The exchanges detailing discussions between top Obama administration officials from multiple agencies suggest the CIA took the lead in developing talking points to describe the attack last September 11 that killed Ambassador Christopher Stevens and three other Americans.
Those talking points, which were requested by members of the House Intelligence Committee, were originally drafted by the CIA. The lawmakers had requested unclassified information they could use in media interviews.
Following the original drafting of talking points, CIA analysts made a handful of significant changes, according to administration sources.
In the CIA's original set of talking points, the first bullet point included a reference that the Benghazi attack was "spontaneously inspired by the protests at the U.S. Embassy in Cairo and evolved into a direct assault against the U.S. consulate and subsequently its annex."
It noted assessments could change "as additional information is collected and analyzed."
The second bullet point noted the attackers in Benghazi was comprised of "a mix of individuals from across many sections of Libyan society."
It specified that intelligence officials did not know whether Islamic extremists, including those aligned with al Qaeda, has participated in the attack.
This bullet was later changed after a CIA analyst questioned whether the current intelligence supported the assertion that extremists had participated in the attack.
Another CIA officer agreed, stating the intel placed extremists at a protest, but could not support the notion that extremists were responsible for the Americans' deaths.
The editing team revised so that talking point read, "The crowd almost certainly was a mix of individuals from across many sectors of Libyan society.
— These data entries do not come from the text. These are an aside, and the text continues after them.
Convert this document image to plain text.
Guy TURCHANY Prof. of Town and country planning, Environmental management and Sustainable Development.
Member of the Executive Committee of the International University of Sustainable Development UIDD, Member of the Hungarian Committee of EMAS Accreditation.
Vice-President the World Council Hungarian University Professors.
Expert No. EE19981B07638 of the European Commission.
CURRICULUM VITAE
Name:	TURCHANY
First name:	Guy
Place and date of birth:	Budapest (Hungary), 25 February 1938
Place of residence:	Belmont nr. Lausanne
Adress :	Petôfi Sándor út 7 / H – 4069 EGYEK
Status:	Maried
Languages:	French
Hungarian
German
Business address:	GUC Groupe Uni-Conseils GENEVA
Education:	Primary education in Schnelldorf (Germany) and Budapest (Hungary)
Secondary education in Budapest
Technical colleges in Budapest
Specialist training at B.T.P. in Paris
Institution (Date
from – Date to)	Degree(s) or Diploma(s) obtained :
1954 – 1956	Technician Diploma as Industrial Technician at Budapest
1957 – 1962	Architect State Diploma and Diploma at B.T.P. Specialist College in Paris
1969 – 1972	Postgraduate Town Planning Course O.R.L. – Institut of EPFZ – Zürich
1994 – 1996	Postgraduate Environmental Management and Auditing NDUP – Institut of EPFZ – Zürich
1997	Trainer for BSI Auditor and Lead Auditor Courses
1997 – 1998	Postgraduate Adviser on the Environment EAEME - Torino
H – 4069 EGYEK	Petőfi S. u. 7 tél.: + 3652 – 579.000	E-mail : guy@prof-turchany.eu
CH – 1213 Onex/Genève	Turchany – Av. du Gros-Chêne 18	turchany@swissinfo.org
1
The investigation is on-going as to who is responsible. That being said, we do know that Islamic extremists participated in the violent demonstrations."
The second CIA change was to the swap out the word "attacks" with "demonstrations" in the first bullet point, which an administration source said was to eliminate an awkward and illogical account of events.
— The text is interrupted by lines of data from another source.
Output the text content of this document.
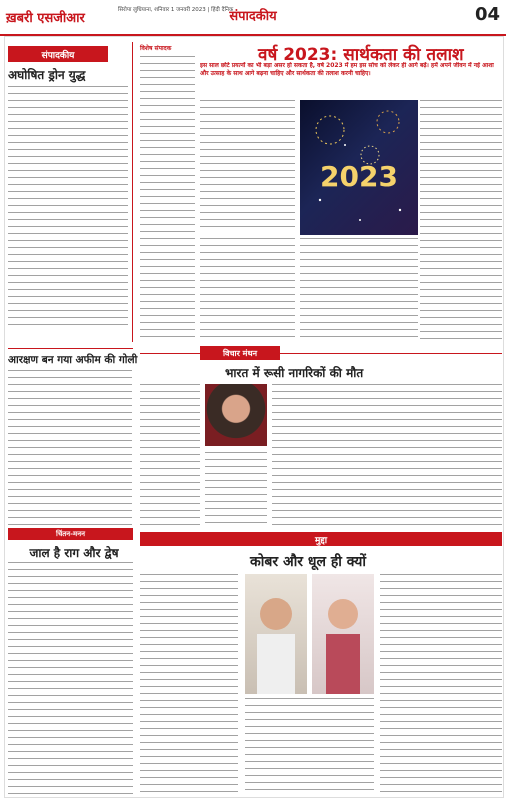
ख़बरी एसजीआर
सिरोपा लुधियाना, शनिवार 1 जनवरी 2023 | हिंदी दैनिक
संपादकीय	04
संपादकीय
अघोषित ड्रोन युद्ध
विशेष संपादक	वर्ष 2023: सार्थकता की तलाश
इस साल छोटे प्रयत्नों का भी बड़ा असर हो सकता है, वर्ष 2023 में हम इस सोच को लेकर ही आगे बढ़ें। हमें अपने जीवन में नई आशा और उत्साह के साथ आगे बढ़ना चाहिए और सार्थकता की तलाश करनी चाहिए।
2023
आरक्षण बन गया अफीम की गोली
विचार मंथन
भारत में रूसी नागरिकों की मौत
चिंतन-मनन
जाल है राग और द्वेष
मुद्दा
कोबर और धूल ही क्यों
A third change the CIA made was to remove to name al Qaeda from the second talking point, which was done because they didn't want to get ahead of the FBI's own investigation.
A final CIA addition to the talking points was a warning about the security situation at the time of the attack.
But that warning was eventually removed. Senior administration officials say that long before the CIA heard concerns from the State Department about warnings being put in the talking points, CIA Deputy Director Mike Morrell advocated for taking the warnings out, since he felt the talking points should focus on what happened in Benghazi on September 11, rather than the previous six months.
He also felt it was unprofessional and unfair for the CIA to cite its own warnings to the State Department, officials said.
Victoria Nuland, then the State Department spokeswoman, raised concerns over the CIA's first version of the talking points, saying that they went further than what she was allowed to say about the attack during her briefings.
She also questioned including information about CIA warnings on extremist threats linked to al Qaeda in Benghazi and eastern Libya, saying "the penultimate point could be abused by Members to beat the State Department for not paying attention to agency warnings so why do we want to feed that either? Concerned..."
The unclassified talking points have become a political flashpoint in a long-running battle between the administration and Republicans, who say that officials knew the attack was a planned terror operation while they were telling the public it was an act of violence that grew out of a demonstration over a video produced in the United States that insulted Islam.
The Benghazi issue has renewed GOP criticism of former Secretary of State Hillary Clinton, considered the certain Democratic frontrunner if she decides to run for president in 2016.
In particular, Republicans accuse the administration of not bolstering security prior to the attack, of botching the response to it, and of misleading the public in its slow-to-evolve explanation of events less than two months before the November election.